'Climate spiral' shows temperatures spiralling out of control this century

A Nasa visualisation of climate change shows temperature anomalies from 1880 to 2021 – showing how the Earth has warmed in the last 140 years.

The visualisation, updated for 2022, uses data based on the GISS Surface Temperature Analysis (GISTEMP v4), an estimate of global surface temperature change.

The animation shows how global warming has gathered pace, showing the average monthly temperatures as a spiral shape, which gets bigger as the world gets warmer.

The spiral was initially designed by Ed Hawkins, a climate scientist at the University of Reading in 2016, but has been updated by Nasa with the latest climate data.

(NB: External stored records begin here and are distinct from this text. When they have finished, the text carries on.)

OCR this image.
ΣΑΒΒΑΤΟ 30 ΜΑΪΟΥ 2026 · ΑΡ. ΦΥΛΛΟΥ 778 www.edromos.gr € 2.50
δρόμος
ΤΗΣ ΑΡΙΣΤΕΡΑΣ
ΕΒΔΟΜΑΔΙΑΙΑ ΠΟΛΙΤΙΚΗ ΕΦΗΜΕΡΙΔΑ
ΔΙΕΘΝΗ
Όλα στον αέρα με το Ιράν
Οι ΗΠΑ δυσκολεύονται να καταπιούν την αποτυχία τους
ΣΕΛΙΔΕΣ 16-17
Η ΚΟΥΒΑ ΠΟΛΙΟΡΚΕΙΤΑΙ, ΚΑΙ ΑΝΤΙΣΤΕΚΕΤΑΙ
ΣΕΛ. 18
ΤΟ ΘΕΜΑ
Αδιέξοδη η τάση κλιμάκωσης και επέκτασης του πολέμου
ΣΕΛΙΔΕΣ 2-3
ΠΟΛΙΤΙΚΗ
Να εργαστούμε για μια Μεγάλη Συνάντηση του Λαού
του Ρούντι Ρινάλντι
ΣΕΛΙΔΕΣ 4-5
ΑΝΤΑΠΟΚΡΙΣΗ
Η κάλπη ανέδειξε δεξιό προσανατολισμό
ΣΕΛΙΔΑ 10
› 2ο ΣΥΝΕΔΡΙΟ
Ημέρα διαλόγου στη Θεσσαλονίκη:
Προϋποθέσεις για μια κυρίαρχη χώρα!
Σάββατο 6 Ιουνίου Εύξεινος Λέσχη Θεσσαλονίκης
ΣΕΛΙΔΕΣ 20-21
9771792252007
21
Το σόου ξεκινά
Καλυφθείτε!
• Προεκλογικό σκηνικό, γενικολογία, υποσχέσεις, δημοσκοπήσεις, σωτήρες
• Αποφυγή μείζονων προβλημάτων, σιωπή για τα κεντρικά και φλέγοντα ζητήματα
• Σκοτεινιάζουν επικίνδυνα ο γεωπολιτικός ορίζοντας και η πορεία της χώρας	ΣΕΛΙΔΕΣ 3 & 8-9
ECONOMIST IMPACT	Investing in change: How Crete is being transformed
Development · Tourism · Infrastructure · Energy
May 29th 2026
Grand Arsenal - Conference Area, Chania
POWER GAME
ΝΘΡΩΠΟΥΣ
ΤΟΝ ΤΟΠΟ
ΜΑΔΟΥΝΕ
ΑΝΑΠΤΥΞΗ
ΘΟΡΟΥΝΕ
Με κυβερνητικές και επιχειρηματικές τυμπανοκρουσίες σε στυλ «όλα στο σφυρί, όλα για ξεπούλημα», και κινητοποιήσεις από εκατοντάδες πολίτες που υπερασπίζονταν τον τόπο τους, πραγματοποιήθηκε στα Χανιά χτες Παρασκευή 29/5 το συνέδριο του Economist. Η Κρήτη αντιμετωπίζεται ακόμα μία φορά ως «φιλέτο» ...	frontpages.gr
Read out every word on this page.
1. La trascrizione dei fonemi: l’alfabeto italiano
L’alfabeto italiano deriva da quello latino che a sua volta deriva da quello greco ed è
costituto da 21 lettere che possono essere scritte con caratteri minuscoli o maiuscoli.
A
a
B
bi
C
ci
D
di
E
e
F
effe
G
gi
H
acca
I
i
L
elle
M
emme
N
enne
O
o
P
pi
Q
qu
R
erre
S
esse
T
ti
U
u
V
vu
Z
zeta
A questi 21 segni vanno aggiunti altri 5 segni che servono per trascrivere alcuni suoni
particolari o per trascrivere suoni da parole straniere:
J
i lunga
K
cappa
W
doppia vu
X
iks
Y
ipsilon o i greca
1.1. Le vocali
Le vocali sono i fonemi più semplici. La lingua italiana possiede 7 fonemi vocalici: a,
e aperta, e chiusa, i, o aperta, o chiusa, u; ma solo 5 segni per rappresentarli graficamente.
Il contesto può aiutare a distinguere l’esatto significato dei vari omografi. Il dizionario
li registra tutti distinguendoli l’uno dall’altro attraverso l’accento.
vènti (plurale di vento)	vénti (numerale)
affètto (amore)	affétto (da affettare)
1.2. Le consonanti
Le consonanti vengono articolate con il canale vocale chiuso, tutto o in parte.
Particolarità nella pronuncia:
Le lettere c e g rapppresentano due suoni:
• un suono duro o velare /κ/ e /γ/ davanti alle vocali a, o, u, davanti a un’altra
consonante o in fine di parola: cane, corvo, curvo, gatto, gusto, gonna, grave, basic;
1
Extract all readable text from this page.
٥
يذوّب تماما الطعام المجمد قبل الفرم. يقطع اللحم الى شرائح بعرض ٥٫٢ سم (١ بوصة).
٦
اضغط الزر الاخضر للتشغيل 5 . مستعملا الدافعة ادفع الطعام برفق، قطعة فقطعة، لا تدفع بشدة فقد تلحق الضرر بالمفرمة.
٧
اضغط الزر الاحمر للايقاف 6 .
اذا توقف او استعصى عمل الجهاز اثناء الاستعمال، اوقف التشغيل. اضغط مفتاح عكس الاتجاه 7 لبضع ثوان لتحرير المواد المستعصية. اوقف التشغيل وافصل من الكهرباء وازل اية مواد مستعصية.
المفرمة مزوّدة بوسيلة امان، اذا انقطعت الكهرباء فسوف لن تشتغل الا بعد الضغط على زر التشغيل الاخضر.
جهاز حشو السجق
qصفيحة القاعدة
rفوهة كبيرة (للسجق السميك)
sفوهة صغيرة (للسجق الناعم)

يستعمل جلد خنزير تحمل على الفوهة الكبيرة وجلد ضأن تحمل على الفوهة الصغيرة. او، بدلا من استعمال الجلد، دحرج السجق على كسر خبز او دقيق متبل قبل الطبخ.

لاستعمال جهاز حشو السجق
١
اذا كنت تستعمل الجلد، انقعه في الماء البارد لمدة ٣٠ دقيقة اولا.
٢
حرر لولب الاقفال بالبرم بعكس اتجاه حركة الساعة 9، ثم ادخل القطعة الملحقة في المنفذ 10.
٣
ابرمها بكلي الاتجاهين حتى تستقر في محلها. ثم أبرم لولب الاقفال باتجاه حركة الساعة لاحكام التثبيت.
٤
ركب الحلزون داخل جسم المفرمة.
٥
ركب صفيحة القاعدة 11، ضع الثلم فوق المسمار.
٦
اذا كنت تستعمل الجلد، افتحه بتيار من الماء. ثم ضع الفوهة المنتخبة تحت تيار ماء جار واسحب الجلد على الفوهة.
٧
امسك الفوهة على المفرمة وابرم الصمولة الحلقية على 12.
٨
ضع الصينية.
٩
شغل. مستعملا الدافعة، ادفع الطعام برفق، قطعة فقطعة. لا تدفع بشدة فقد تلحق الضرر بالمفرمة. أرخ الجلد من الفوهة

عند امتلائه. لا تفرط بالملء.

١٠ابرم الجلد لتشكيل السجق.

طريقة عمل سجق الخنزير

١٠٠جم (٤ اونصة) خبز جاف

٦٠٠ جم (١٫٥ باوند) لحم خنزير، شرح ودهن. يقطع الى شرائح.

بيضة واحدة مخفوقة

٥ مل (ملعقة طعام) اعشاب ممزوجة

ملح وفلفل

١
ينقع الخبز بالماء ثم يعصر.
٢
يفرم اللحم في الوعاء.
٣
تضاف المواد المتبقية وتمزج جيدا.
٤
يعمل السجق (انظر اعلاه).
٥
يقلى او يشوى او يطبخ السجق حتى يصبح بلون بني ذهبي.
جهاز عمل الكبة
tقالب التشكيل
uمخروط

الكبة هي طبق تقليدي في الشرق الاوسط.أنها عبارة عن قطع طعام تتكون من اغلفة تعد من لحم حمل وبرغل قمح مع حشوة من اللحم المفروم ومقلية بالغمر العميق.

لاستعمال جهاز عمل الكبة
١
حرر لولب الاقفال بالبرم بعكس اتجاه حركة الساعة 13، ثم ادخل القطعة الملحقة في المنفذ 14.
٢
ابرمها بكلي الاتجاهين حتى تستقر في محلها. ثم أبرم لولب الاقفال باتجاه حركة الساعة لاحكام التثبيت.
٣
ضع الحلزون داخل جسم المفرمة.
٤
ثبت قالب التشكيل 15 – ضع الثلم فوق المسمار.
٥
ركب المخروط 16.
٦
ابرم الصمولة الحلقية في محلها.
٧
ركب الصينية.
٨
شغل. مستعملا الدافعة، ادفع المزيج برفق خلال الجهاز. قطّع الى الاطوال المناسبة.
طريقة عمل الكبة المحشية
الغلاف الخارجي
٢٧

Read more: Melting snow in Himalayas drives growth of green sea slime visible from space

The latest version, updated this month, has been widely shared on Reddit.

The Goddard Institute of Space Studies (GISS) is a Nasa laboratory managed by the Earth Sciences Division of the agency’s Goddard Space Flight Center in Greenbelt, Maryland.

Read more: A 1988 warning about climate change was mostly right

Hawkins also created another visualisation, ‘climate stripes’, which aims to illustrate our warming planet in a single image with no numbers or annotation.

The stripes depict accelerating global warming (Getty)
The stripes depict accelerating global warming (Getty)

The University of Reading says: "Each stripe represents the average temperature for a single year, relative to the average temperature over the period as a whole.

“Shades of blue indicate cooler-than-average years, while red shows years that were hotter than average. The stark band of deep red stripes on the right-hand side of the graphic show the rapid heating of our planet in recent decades.’

The climate spiral has bands showing Earth’s progress towards one degree of warming, then two degrees.

Two degrees is a significant number in the battle against climate change.

Read more: Why economists worry that reversing climate change is hopeless

In 2015, almost 200 countries agreed to an ambitious goal to limit climate change, known as the Paris Agreement or Paris Accord.

Signatories agree to keeping temperature increase, "well below 2°C above pre-industrial levels and pursuing efforts to limit the temperature increase to 1.5°C above pre-industrial levels".

The agreement, signed by 191 nations in the French capital at the UN COP21 climate conference, commits its signatories to limiting temperature rises this century.

Signatories agree to keeping temperature increase, "well below 2°C above pre-industrial levels and pursuing efforts to limit the temperature increase to 1.5°C above pre-industrial levels".

To achieve the goal of limiting temperature rise to 1.5C, global carbon emissions need to be halved by 2030 and reach ‘net zero’ (where emissions are balanced by carbon absorbed by plants and carbon-capture technology) by 2050.

A rise of 1.5C is considered important, because above that level, there will be more heatwaves, extreme weather events, droughts and greater economic losses.

If countries continue on their current path, the world will see sea levels rising by more than two feet by 2100, according to the UN’s Intergovernmental Panel on Climate Change.